A Charge To Keep (W.H.D. Koerner) hung in President Bush’s office during his presidency.

Recently Sherrylee and I visited the new George W. Bush Presidential Library and Museum on the campus of Southern Methodist University in Dallas. Of the thirteen official libraries, we have visited all of them except the Hoover and the Eisenhower libraries, which we hope to see soon to complete our quest.

Without exception these libraries and museums are amazing! They tell the story of men who have served their country in the highest office of the land in war and peace, in glory and in shame, but all with a strong commitment to what they believed to be for the common good of the nation.  Regardless of whether history has proven them correct or whether you personally were a supporter of that particular president, you leave each library with greater respect for the man and a new perspective on the history that they shaped.

About a year ago, we visited the George H. W. Bush library in College Station, Texas, and one of the very obvious directions of the museum was to show Bush #41 as a man raised in a family of faith and who with wife Barbara attempted to rear their children in faith.  I had not known that about Mr. Bush, but was deeply impressed with how overtly this message was presented in the story of his life.
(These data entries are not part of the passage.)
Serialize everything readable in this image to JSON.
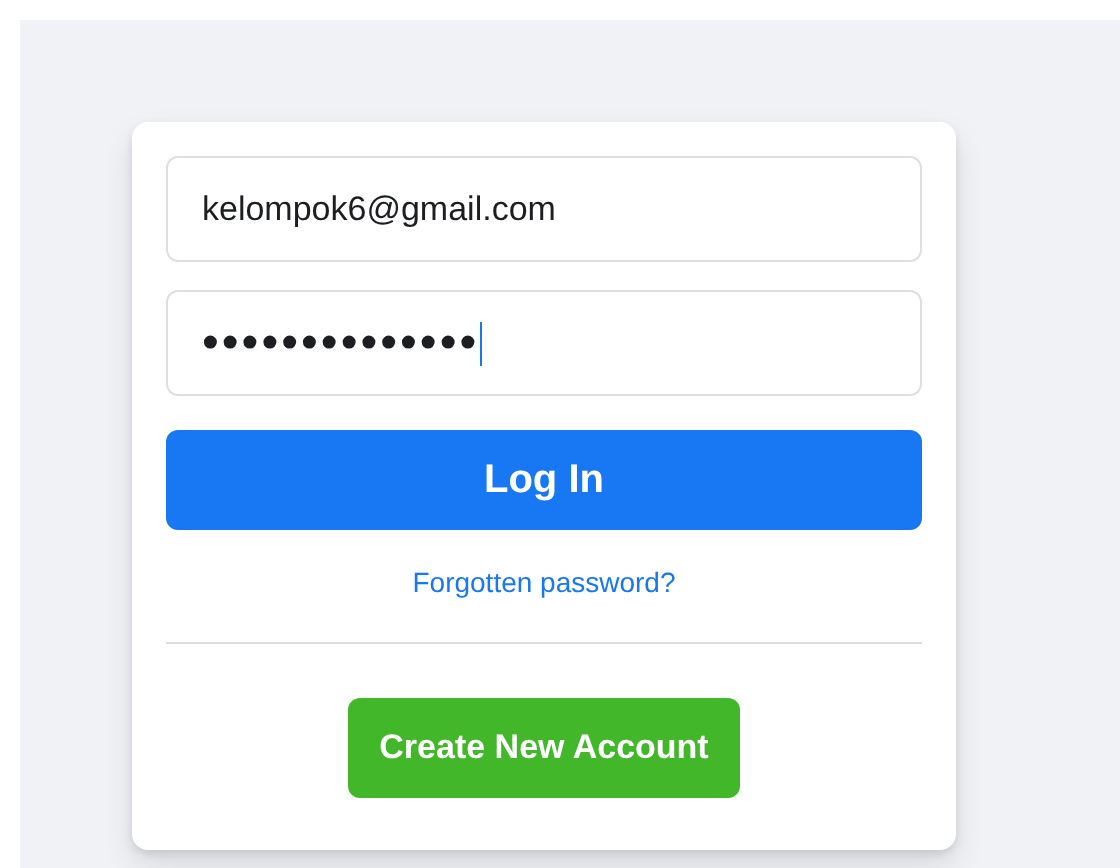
{
  "fields": [
    {
      "kind": "email",
      "value": "kelompok6@gmail.com",
      "focused": false
    },
    {
      "kind": "password",
      "value": "••••••••••••••",
      "focused": true
    }
  ],
  "login_button": "Log In",
  "forgot_link": "Forgotten password?",
  "create_button": "Create New Account"
}
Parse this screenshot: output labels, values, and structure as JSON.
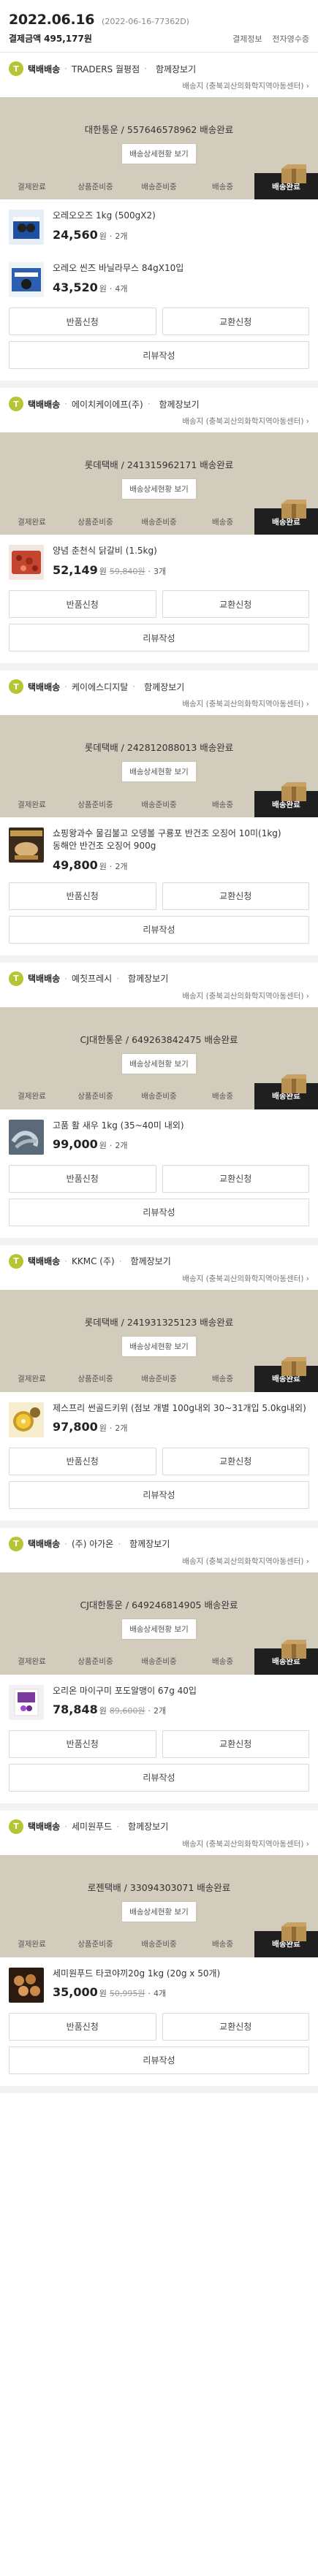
{
  "order": {
    "date": "2022.06.16",
    "number": "(2022-06-16-77362D)",
    "amount_label": "결제금액",
    "amount": "495,177원",
    "link_receipt": "결제정보",
    "link_doc": "전자영수증"
  },
  "labels": {
    "track": "배송상세현황 보기",
    "steps": [
      "결제완료",
      "상품준비중",
      "배송준비중",
      "배송중",
      "배송완료"
    ],
    "return": "반품신청",
    "exchange": "교환신청",
    "review": "리뷰작성",
    "unit": "원",
    "bundle": "함께장보기",
    "addr_prefix": "배송지"
  },
  "packages": [
    {
      "type": "택배배송",
      "seller": "TRADERS 월평점",
      "address": "(충북괴산의화학지역아동센터)",
      "carrier_status": "대한통운 / 557646578962 배송완료",
      "items": [
        {
          "name": "오레오오즈 1kg (500gX2)",
          "price": "24,560",
          "orig": "",
          "qty": "2개",
          "thumb": "oreo"
        },
        {
          "name": "오레오 씬즈 바닐라무스 84gX10입",
          "price": "43,520",
          "orig": "",
          "qty": "4개",
          "thumb": "oreo2"
        }
      ]
    },
    {
      "type": "택배배송",
      "seller": "에이치케이에프(주)",
      "address": "(충북괴산의화학지역아동센터)",
      "carrier_status": "롯데택배 / 241315962171 배송완료",
      "items": [
        {
          "name": "양념 춘천식 닭갈비 (1.5kg)",
          "price": "52,149",
          "orig": "59,840원",
          "qty": "3개",
          "thumb": "chicken"
        }
      ]
    },
    {
      "type": "택배배송",
      "seller": "케이에스디지탈",
      "address": "(충북괴산의화학지역아동센터)",
      "carrier_status": "롯데택배 / 242812088013 배송완료",
      "items": [
        {
          "name": "쇼핑왕과수 물김불고 오뎅볼 구룡포 반건조 오징어 10미(1kg)\n동해안 반건조 오징어 900g",
          "price": "49,800",
          "orig": "",
          "qty": "2개",
          "thumb": "squid"
        }
      ]
    },
    {
      "type": "택배배송",
      "seller": "예칫프레시",
      "address": "(충북괴산의화학지역아동센터)",
      "carrier_status": "CJ대한통운 / 649263842475 배송완료",
      "items": [
        {
          "name": "고품 활 새우 1kg (35~40미 내외)",
          "price": "99,000",
          "orig": "",
          "qty": "2개",
          "thumb": "shrimp"
        }
      ]
    },
    {
      "type": "택배배송",
      "seller": "KKMC (주)",
      "address": "(충북괴산의화학지역아동센터)",
      "carrier_status": "롯데택배 / 241931325123 배송완료",
      "items": [
        {
          "name": "제스프리 썬골드키위 (점보 개별 100g내외 30~31개입 5.0kg내외)",
          "price": "97,800",
          "orig": "",
          "qty": "2개",
          "thumb": "kiwi"
        }
      ]
    },
    {
      "type": "택배배송",
      "seller": "(주) 아가온",
      "address": "(충북괴산의화학지역아동센터)",
      "carrier_status": "CJ대한통운 / 649246814905 배송완료",
      "items": [
        {
          "name": "오리온 마이구미 포도알맹이 67g 40입",
          "price": "78,848",
          "orig": "89,600원",
          "qty": "2개",
          "thumb": "gummy"
        }
      ]
    },
    {
      "type": "택배배송",
      "seller": "세미원푸드",
      "address": "(충북괴산의화학지역아동센터)",
      "carrier_status": "로젠택배 / 33094303071 배송완료",
      "items": [
        {
          "name": "세미원푸드 타코야끼20g 1kg (20g x 50개)",
          "price": "35,000",
          "orig": "50,995원",
          "qty": "4개",
          "thumb": "takoyaki"
        }
      ]
    }
  ]
}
In a different way, I found the same to be true of #43, not so much in the biographical section of the museum, but just as explicitly.

Almost all of the presidential museums have a replica of the Oval Office in the White House as it was during that particular president’s term of office, but the replica in the Bush 43 library is the only one where visitors are allowed to sit behind the desk and actually walk around; one is only allowed to peer into all of the others.

The Oval offices have replica pictures on the walls, replica furniture that the former president had used and even replica family pictures and mementoes.  Here is where I was both surprised and impressed in George W’s library.  Behind his desk on a credenza sat a replica of his personal Bible for every visitor to notice. In addition, sitting not far from his desk on a spot that he might pass every day of his presidency sat a small, simply framed copy of A Charge To Keep I Have by Charles Wesley.

A charge to keep I have,
A God to glorify,
Who gave His Son my soul to save,
And fit it for the sky.

To serve the present age,
My calling to fulfill:
O may it all my powers engage
To do my Master’s will!

Arm me with jealous care,
As in Thy sight to live;
And O Thy servant, Lord, prepare
A strict account to give!

Help me to watch and pray,
And on Thyself rely,
Assured, if I my trust betray,
I shall for ever die.

 The first two stanzas apparently spoke to President Bush. Not only is “A Charge To Keep” one of the themes of his library, but you might remember that it is also the title of his book released in 1999.

Both Wesley and Bush take the title words to this hymn from Leviticus 8:35, where Moses delivered to Aaron and his sons the final instructions from the Lord on the establishment of the wilderness Tent of Meeting (tabernacle) and the sacrifices: and keep the charge of the Lord, that ye die not; for so I am commanded.”

I appreciate very much the decision President Bush made to demonstrate his faith in these small ways in his library. Not everyone is charged with being president—or high priest—or any prominent position where we are watched by masses of people, but we are all charged  as Paul charged Timothy in his first letter to him:

This charge I commit to you, Timothy, my son, . . .that you fight the good fight . . . .(1:18)

Wesley’s admonitions in this great hymn will help us:Arm me with jealous care/As in Thy sight to live,” and “Help me to watch and pray,/And on Thyself rely.”